Wer in Hildesheim Philosophie studiert, hat ein künstlerisches Nebenfach. Und in jedem dieser Fächer ist „Interpretation“ sowohl Kernaufgabe als auch Kernherausforderung. Das Problem der Interpretation ist traditionell Sache der Hermeneutik. Doch gilt diese philosophische Disziplin als mit Gadamer beendet und fristet seither angeblich ihr Dasein als Hilfsdisziplin anderer Geisteswissenschaften.
Dieser Eindruck ist eine kritische Täuschung! Die Philosophie darf sich die Frage der Interpretation nicht aus der Hand nehmen lassen!

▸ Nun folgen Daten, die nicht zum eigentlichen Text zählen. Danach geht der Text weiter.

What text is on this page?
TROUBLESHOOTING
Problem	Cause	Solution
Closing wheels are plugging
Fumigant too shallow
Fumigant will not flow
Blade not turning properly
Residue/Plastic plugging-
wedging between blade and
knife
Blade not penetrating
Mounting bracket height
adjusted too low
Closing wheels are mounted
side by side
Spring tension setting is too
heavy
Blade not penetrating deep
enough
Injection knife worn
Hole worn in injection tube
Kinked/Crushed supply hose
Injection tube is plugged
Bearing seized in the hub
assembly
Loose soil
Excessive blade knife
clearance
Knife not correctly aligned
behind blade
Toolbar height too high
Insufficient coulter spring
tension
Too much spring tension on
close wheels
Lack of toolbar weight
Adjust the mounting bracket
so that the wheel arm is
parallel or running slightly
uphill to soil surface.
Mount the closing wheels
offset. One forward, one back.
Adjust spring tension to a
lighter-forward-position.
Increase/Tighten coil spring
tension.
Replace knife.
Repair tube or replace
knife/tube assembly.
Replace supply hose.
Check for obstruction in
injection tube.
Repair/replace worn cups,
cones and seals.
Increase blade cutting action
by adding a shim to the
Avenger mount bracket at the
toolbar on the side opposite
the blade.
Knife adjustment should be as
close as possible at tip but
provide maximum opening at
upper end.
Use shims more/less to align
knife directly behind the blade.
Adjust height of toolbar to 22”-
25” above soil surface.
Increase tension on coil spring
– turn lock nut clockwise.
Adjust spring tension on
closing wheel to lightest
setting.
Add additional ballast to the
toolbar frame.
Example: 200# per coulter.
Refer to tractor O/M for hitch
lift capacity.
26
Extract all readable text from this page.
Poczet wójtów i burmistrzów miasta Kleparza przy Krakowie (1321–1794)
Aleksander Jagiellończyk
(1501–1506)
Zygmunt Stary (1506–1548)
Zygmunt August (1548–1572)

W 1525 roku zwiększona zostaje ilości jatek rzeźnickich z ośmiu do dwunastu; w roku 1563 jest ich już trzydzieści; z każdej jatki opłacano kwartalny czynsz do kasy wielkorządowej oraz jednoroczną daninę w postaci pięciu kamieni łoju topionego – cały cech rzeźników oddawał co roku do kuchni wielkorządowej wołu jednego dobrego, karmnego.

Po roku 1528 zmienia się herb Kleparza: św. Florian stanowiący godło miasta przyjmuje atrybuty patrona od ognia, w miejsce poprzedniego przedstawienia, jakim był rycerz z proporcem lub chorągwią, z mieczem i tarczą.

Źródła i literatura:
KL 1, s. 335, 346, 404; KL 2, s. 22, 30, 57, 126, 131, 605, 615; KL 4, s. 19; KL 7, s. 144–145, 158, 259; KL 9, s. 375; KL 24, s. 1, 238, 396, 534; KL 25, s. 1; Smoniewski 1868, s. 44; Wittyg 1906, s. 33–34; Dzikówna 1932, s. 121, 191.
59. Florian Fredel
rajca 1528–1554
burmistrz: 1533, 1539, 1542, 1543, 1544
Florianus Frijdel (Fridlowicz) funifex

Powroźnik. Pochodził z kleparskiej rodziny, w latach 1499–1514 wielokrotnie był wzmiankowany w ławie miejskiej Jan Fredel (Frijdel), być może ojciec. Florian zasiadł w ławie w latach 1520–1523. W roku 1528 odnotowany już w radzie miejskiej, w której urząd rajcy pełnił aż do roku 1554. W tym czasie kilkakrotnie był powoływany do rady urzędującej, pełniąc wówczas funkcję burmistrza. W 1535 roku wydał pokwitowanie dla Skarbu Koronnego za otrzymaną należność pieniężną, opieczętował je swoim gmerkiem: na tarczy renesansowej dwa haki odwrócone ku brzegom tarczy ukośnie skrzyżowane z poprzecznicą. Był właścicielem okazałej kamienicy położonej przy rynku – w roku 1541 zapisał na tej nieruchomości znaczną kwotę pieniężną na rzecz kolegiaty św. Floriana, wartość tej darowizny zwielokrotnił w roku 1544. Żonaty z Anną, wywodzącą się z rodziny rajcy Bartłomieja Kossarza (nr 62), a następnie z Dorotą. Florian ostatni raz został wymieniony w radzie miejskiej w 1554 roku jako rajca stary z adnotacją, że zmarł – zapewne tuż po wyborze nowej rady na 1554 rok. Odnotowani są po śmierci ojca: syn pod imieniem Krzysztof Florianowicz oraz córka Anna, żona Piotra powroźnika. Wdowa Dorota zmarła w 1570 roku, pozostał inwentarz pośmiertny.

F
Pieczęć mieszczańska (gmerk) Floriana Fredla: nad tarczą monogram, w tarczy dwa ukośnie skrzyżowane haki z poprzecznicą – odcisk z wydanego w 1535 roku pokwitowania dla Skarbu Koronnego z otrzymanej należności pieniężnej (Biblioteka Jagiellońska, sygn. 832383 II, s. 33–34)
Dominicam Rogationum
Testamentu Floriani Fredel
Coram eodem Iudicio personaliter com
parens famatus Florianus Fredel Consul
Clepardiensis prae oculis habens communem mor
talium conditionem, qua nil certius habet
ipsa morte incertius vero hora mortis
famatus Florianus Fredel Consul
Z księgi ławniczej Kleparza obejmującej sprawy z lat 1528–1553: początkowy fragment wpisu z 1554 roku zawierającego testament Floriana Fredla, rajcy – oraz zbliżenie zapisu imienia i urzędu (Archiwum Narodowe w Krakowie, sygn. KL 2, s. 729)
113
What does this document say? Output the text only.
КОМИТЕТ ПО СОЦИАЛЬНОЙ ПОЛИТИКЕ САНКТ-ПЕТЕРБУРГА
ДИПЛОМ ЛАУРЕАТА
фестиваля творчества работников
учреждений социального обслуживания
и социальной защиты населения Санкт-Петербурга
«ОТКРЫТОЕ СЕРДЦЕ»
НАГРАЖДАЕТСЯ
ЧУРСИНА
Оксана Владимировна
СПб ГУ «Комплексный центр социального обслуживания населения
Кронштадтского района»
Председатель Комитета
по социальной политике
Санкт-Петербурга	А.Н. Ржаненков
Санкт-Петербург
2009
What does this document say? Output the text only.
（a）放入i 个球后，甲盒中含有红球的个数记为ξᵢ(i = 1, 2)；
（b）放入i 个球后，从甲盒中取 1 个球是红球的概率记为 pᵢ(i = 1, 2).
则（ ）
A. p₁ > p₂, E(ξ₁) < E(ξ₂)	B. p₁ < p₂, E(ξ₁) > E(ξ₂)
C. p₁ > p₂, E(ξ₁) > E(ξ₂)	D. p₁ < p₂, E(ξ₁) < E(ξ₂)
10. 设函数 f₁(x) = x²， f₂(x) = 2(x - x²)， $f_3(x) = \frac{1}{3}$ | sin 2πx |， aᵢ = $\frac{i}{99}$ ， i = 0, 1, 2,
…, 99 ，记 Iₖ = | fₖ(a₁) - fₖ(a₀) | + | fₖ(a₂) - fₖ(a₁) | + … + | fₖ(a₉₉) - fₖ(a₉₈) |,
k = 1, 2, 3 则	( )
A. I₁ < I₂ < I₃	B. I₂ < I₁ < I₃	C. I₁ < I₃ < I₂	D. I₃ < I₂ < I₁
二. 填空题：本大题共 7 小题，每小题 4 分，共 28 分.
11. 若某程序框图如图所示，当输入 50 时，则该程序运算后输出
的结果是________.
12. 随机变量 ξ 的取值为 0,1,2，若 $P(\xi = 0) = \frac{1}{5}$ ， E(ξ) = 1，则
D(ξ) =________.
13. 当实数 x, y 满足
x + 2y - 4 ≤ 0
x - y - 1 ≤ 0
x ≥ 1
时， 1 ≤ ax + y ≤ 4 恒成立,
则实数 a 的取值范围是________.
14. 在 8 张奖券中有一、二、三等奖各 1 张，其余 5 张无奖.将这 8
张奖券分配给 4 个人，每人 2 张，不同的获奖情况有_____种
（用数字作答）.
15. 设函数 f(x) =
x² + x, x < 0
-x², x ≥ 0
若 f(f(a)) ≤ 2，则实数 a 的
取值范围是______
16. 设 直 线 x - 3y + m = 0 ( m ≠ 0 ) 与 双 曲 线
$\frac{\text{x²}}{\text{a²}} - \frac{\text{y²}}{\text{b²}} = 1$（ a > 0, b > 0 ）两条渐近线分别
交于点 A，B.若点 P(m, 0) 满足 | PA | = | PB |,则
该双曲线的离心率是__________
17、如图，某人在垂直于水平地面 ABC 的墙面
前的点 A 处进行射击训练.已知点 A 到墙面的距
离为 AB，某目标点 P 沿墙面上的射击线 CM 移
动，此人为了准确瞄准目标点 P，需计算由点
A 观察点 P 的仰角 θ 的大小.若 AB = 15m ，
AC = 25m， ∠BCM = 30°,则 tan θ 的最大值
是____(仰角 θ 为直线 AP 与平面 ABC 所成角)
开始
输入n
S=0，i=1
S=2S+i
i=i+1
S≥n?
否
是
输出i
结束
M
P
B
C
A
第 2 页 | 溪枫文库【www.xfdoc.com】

Denn in Zeiten, in denen KI die Zusammenfassung und Deutung komplexer Texte erledigt, digitale Übersetzungen den interkulturellen Austausch bestimmen und die internationale Politik der Kunst und den Geisteswissenschaften den Kampf angesagt hat, steht mit der Hoheit über die Interpretation viel mehr auf dem Spiel als nur Deutschnoten. Klassische Aufgabengebiete der Hermeneutik – Sprachphilosophie, Philosophie der ästhetischen Erfahrung, Kritik der eigenen Denktradition und dialogische Subjektphilosophie – sind relevanter denn je.
Aber wie kann sich die Philosophie die Kernfragen der Hermeneutik wieder produktiv aneignen? Welche Aufgabe und Gestalt hat eine zeitgemäße Philosophie der Interpretation?
Um diesen Fragen zu begegnen, wird ein Mix aus klassischen Positionen der Hermeneutik und neuesten Auseinandersetzungen gelesen. Die Lektüreliste ist offen für Vorschläge.
Das Ziel ist, dass die Teilnehmenden zu einer reflektierten, kenntnisreichen Position bezüglich ihrer Identität zwischen Philosophie und Kunst und der diese Felder verbindenden Frage der Interpretation in ihrer gegenwärtigen Relevanz gelangen.